The US Geological Survey says the quake measured 5.3 on the American scale and a 5.8 according to the Japan Meteorological Agency.  The epicenter was 20 kilometers beneath the surface.

Japanese Prime Minister Shinzo Abe had earlier donned a radiation suit and taken a tour of the Fukushima site.  After three hours, he ordered the Tokyo Electric Power Company (TEPCO) to decommission the entire site, including shutting down the functioning fifth and sixth reactors.

“I told (TEPCO) to ensure decommissioning of reactors No. 5 and 6 so that they can concentrate more on dealing with the accident,” Abe said at the plant's emergency command center.

A pressing issue is dealing with leaking radioactive water that had been used to cool the nuclear waste pools.  It’s being stored in an array of 1,000 hastily built tanks that are leaking into the Pacific Ocean. 

Abe had vowed to the International Olympic Committee that the Fukushima disaster would not affect Japan’s ability to host the 2020 Summer Games in Tokyo.

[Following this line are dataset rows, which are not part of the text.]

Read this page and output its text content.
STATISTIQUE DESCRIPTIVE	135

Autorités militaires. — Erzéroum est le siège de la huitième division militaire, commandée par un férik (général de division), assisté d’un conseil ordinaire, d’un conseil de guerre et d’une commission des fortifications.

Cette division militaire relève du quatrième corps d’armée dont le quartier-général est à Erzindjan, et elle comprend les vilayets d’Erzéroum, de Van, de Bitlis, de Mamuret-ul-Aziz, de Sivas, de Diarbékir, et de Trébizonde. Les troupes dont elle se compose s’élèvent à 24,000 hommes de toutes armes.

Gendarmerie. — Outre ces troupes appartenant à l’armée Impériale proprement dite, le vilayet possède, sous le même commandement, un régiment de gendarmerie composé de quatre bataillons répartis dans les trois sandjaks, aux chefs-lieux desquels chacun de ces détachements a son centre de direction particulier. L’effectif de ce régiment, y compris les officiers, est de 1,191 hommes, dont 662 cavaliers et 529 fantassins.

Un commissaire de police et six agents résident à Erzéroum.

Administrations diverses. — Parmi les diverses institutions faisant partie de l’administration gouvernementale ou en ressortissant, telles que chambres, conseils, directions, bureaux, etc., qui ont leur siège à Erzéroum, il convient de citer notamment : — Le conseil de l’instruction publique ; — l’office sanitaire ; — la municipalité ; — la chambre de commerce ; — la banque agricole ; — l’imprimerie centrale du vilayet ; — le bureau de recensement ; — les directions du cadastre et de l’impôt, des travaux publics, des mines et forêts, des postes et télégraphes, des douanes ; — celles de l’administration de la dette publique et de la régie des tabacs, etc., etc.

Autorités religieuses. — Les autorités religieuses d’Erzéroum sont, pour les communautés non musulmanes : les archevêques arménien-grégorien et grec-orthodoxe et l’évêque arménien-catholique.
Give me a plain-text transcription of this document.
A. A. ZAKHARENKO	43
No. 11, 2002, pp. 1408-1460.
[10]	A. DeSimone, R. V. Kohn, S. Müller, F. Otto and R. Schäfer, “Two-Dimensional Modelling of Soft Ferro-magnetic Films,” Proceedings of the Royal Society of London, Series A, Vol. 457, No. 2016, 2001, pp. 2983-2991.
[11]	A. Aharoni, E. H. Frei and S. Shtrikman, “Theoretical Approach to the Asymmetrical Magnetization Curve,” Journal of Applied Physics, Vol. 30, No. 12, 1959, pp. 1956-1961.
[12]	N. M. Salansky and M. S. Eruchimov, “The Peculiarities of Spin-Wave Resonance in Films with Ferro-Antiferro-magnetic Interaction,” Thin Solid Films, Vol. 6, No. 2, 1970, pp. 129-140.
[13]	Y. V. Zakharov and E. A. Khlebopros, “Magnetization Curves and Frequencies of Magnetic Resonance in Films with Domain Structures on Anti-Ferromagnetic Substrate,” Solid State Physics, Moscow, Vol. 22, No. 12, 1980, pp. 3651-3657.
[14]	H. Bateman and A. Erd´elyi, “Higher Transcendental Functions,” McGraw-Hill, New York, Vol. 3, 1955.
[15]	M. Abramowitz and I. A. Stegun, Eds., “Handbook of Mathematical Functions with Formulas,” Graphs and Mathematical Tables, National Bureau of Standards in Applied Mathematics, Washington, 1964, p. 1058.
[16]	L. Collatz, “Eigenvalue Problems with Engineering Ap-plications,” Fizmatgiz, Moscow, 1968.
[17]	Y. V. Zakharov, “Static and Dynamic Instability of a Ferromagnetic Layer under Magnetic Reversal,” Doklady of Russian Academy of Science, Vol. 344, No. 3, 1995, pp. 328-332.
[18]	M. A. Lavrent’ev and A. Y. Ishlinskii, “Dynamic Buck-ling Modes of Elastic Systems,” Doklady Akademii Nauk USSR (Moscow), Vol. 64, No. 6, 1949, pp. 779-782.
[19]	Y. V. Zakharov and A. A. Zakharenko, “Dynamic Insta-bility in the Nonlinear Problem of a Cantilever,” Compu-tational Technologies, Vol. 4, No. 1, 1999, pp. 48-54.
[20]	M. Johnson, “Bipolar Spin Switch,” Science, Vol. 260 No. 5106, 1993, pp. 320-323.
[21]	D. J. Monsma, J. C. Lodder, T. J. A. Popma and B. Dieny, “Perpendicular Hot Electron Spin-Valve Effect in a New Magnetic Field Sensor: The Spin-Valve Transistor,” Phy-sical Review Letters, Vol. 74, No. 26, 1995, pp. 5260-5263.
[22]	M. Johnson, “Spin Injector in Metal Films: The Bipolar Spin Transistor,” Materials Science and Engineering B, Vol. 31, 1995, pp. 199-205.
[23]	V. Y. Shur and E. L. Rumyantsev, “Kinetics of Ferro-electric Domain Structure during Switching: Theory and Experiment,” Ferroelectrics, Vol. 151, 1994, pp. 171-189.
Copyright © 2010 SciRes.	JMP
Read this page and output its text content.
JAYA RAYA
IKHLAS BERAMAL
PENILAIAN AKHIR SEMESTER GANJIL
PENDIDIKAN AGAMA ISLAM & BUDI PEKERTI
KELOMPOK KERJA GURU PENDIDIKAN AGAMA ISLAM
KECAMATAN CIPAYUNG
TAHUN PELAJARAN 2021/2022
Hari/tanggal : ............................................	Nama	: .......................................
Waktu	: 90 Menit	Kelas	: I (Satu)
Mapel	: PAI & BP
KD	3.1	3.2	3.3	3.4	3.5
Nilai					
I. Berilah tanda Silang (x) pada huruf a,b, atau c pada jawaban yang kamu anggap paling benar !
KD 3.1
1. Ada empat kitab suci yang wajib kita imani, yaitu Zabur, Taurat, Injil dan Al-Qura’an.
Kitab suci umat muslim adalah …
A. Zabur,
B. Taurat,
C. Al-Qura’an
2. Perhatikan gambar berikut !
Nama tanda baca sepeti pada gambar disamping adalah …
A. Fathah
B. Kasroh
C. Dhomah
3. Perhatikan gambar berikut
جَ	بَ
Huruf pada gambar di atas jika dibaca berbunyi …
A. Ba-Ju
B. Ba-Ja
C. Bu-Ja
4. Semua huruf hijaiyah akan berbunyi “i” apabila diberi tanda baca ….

On 11 March 2011, the strongest earthquake ever recorded in Japan, a 9.0 struck in the ocean off the Northeast coast, causing all sorts of damage.  It was followed by an enormous tsunami that destroyed the cooling system at Fukushima Daiichi.  Three reactor cores melted through the bottom of their containment vessels and a hydrogen explosion damaged a fourth reactor.  The No. 5 and 6 reactors were allowed to operate so TEPCO would have an asset on its balance sheet.